Translator Owners Punch Back


The Broadcasters for Limited Program Origination have responded to the GeoBroadcast group for criticizing their FCC application to target programming via FM translators. They say the GeoBroadcast Solutions attack was unfortunate and substantively wrong.

Here’s the full statement from The Broadcasters for Limited Program Origination:
“GeoBroadcast Solution’s claim that geo-targeted programming emanating from an FM translator is “fundamentally different” is only true in the sense that GeoBroadcast Solutions will be unable to profit from the proposed FM translator service to the public.

“FM translators and FM boosters are both secondary FM facilities carrying the programming of a primary radio station.
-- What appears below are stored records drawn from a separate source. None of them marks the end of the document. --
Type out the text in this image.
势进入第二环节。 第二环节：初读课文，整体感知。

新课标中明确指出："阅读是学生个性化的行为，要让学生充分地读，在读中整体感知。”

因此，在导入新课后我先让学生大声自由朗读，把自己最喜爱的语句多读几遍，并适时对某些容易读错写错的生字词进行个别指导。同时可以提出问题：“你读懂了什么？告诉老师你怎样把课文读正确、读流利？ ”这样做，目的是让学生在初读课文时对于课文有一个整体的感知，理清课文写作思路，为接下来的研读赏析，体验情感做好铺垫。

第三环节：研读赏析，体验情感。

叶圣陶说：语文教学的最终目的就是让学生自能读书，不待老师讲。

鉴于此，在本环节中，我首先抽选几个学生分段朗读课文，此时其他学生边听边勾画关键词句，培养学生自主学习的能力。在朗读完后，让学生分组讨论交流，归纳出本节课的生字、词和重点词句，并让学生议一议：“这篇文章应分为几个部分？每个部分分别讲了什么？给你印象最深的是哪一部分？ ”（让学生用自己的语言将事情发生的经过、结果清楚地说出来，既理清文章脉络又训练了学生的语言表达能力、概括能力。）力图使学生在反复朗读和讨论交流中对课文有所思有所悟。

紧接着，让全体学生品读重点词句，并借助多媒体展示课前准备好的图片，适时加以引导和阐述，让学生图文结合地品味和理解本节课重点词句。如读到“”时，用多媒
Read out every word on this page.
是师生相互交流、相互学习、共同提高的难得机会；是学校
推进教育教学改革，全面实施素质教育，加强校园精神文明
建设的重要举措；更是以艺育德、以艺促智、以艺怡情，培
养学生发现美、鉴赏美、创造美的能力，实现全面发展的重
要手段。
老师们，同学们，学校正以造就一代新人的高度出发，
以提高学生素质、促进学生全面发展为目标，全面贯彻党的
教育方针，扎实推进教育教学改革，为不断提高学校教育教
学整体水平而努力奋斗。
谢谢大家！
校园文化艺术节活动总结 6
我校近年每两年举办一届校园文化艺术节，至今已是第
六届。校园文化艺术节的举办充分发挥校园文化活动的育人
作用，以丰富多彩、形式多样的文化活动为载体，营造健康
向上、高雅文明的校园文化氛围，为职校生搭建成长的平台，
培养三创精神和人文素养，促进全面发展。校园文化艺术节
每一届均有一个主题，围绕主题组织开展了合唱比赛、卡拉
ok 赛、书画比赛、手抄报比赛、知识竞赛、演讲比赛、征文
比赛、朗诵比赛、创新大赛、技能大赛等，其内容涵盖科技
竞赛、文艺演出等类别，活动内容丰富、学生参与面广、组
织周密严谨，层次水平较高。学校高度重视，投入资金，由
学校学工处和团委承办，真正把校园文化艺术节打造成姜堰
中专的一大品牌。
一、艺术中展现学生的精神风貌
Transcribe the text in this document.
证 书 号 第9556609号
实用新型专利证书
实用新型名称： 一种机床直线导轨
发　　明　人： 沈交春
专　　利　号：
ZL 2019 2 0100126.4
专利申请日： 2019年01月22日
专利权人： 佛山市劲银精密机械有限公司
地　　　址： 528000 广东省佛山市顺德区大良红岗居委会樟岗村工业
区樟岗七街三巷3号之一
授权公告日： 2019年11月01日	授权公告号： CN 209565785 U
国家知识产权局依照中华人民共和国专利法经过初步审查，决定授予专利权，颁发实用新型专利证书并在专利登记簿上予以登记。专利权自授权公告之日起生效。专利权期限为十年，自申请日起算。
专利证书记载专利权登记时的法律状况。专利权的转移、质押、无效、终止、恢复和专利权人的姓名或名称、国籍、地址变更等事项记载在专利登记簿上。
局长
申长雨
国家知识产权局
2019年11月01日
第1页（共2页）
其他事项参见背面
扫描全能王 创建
The only substantive technical distinction between the two is that an FM booster is on-frequency and has a significant potential to cause interference to its primary station’s radio listeners, while an FM translator has no potential of causing such interference.

“The Broadcasters for Limited Program Origination will be the last to criticize the GeoBroadcast Solutions proposal as, in fact, it make eminent sense for secondary facilities that re-broadcast the programming of a primary station such as FM translators and FM boosters to have the flexibility to be able to broadcast geo-targeted programming that a broadcaster determines will best serve its listening audience, including localized emergency alerts, news, advertising, city council meetings, and high school sports games.

“GeoBroadcast Solutions appears to suggest that only FM boosters can provide such localized programming and not FM translators.   But, multiple FM translators serving different portions of a station’s coverage area could now, but for the FCC’s program origination restrictions, geo-target different areas since many radio receivers with RBDS will switch frequencies between geo-targeting FM translators carrying the same primary station. As importantly, FM translators serving in a geo-targeting capacity will not be creating destructive interference to the primary station’s radio audiences, unlike FM boosters in which interference may be reduced but never entirely eliminated.

“GeoBroadcast Solutions contends that it has solved the decades-old engineering predicament of FM booster stations inevitably creating varying and changing zones of interference depending upon terrain, foliage, atmospheric conditions, receive antenna orientation and a variety of other uncontrollable factors.  If the GeoBroadcast Solutions technology reduces such interference, then that is a technological advancement to be applauded. But, the GeoBroadcast Solutions FM booster proposal to originate programming is hardly a “technological advancement”.  Comparing FM booster program origination to the innovations enmeshed in the ATSC 3.0 Next Gen TV technology displays a troublesome chutzpa.

“The Broadcasters for Limited Program Origination are simply seeking the same opportunity for limited program origination for FM translators as GeoBroadcast Solutions is asking for FM boosters.  If FM booster stations are allowed a regulatory easing on content choice for limited portions of the broadcast day, then so also should FM translator stations be equally allowed to choose whatever programming their licensees best think would serve their listening audiences.”


  1. This is clearly just a pissing match between the two sides. Broadcasters for Limited Program Origination is correct that the GeoBroadcast Solutions proposal is more fraught with potential main-signal interference issues from an FM booster than the former’s idea to use FM translators to offer geo-targeted programming and information. FM boosters operate on the same channel as the primary station; FM translators operate on different frequencies, with at least second-adjacent channel separation, and therefore cannot cause any interference to the primary station.

    So, yes, technically, the respective proposals are different issues. However, there would be nothing wrong with the FCC proceeding in a comprehensive and efficient way, at the same time, to consider the merits of each proposal. Each idea essentially offers the same benefit to broadcasters, advertisers and the listening public.